Calculus and analysis

Post-16, calculus entails the study of change and is commonly divided into two major branches: differential calculus (or differentiation) and integral calculus (or integration). The two branches are linked by the remarkable fact that differentiation and integration are inverses (as encapsulated by the Fundamental Theorem of Calculus).

Mathematical analysis

Mathematical analysis, usually referred to simply as ‘analysis’, is the branch of pure mathematics that encompasses differential and integral calculus but also extends to cover measure, limits, infinite series, and analytic functions. When students begin to study the calculus, their success depends on their previous experience and current knowledge of both algebra and geometry.

Students’ knowledge and ideas about functions and their capability to manipulate algebraic expressions are particularly important here, as are their ideas of ratio, similarity, measure, slope/rate/gradient, right-angled triangles, and circle geometry as it relates to radians. This entails students being able to interpret the graphs of functions such as simple polynomials, but also knowing about rational functions, trigonometric functions, and the relationship between powers and logarithms.

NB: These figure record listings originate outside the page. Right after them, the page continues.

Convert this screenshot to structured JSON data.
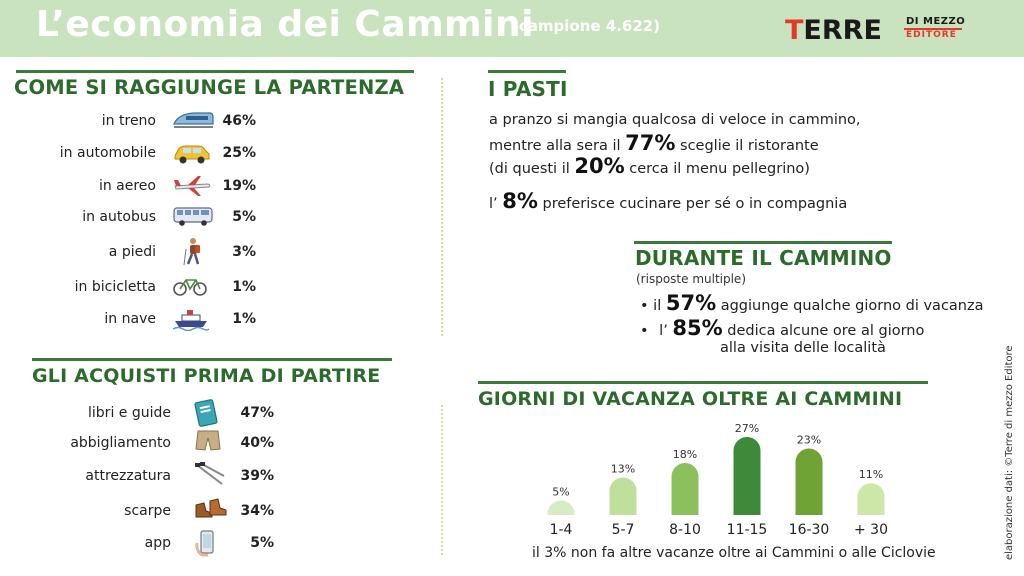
{
  "header": {
    "title": "L’economia dei Cammini",
    "sample": "(campione 4.622)",
    "logo": {
      "main_a": "TERRE",
      "sub1": "DI MEZZO",
      "sub2": "EDITORE"
    }
  },
  "departure": {
    "title": "COME SI RAGGIUNGE LA PARTENZA",
    "rows": [
      {
        "label": "in treno",
        "value": "46%",
        "icon": "train-icon"
      },
      {
        "label": "in automobile",
        "value": "25%",
        "icon": "car-icon"
      },
      {
        "label": "in aereo",
        "value": "19%",
        "icon": "airplane-icon"
      },
      {
        "label": "in autobus",
        "value": "5%",
        "icon": "bus-icon"
      },
      {
        "label": "a piedi",
        "value": "3%",
        "icon": "hiker-icon"
      },
      {
        "label": "in bicicletta",
        "value": "1%",
        "icon": "bicycle-icon"
      },
      {
        "label": "in nave",
        "value": "1%",
        "icon": "ship-icon"
      }
    ]
  },
  "purchases": {
    "title": "GLI ACQUISTI PRIMA DI PARTIRE",
    "rows": [
      {
        "label": "libri e guide",
        "value": "47%",
        "icon": "book-icon"
      },
      {
        "label": "abbigliamento",
        "value": "40%",
        "icon": "shorts-icon"
      },
      {
        "label": "attrezzatura",
        "value": "39%",
        "icon": "trekking-poles-icon"
      },
      {
        "label": "scarpe",
        "value": "34%",
        "icon": "boots-icon"
      },
      {
        "label": "app",
        "value": "5%",
        "icon": "smartphone-icon"
      }
    ]
  },
  "meals": {
    "title": "I PASTI",
    "line1": "a pranzo si mangia qualcosa di veloce in cammino,",
    "line2_a": "mentre alla sera il",
    "line2_num": "77%",
    "line2_b": "sceglie il ristorante",
    "line3_a": "(di questi il",
    "line3_num": "20%",
    "line3_b": "cerca il menu pellegrino)",
    "line4_a": "l’",
    "line4_num": "8%",
    "line4_b": "preferisce cucinare per sé o in compagnia"
  },
  "during": {
    "title": "DURANTE IL CAMMINO",
    "subtitle": "(risposte multiple)",
    "b1_a": "il",
    "b1_num": "57%",
    "b1_b": "aggiunge qualche giorno di vacanza",
    "b2_a": "l’",
    "b2_num": "85%",
    "b2_b": "dedica alcune ore al giorno",
    "b2_c": "alla visita delle località"
  },
  "chart_data": {
    "type": "bar",
    "title": "GIORNI DI VACANZA OLTRE AI CAMMINI",
    "categories": [
      "1-4",
      "5-7",
      "8-10",
      "11-15",
      "16-30",
      "+ 30"
    ],
    "values": [
      5,
      13,
      18,
      27,
      23,
      11
    ],
    "value_labels": [
      "5%",
      "13%",
      "18%",
      "27%",
      "23%",
      "11%"
    ],
    "colors": [
      "#d6ecc4",
      "#bfe09a",
      "#8cc05c",
      "#3d8a3a",
      "#6fa336",
      "#cde7a8"
    ],
    "ylim": [
      0,
      27
    ],
    "grid": false,
    "note": "il 3% non fa altre vacanze oltre ai Cammini o alle Ciclovie"
  },
  "credit": "elaborazione dati: ©Terre di mezzo Editore"
}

Different teaching approaches

Students who are taught the calculus beginning with the epsilon–delta definition of limits can encounter difficulties, and this has led to other teaching approaches being developed. One approach to differentiation, known as the ‘locally-straight approach’, is based around the idea of magnifying (or zooming in on) a part of a graph of a function to see it approximate to a straight line whose slope can be measured. The idea of ‘accumulation’ (of a quantity described by its rate of change) is being suggested for use in the teaching of integral calculus.

Calculus pre-16?

These teaching approaches (including ‘local straightness’ and ‘accumulation’) exploit the potential of computer environments to handle multiple representations (graphical, numeric, symbolic) of mathematical functions. This raises the question of whether students younger than 16, given appropriate technologies, might be able to engage with the mathematics of change and variation that is the focus of the calculus. This could lead to a new strand of the mathematics curriculum that is neither a simplified version of symbolic calculus, nor an exploration of linear functions and related notions of rate and ratio.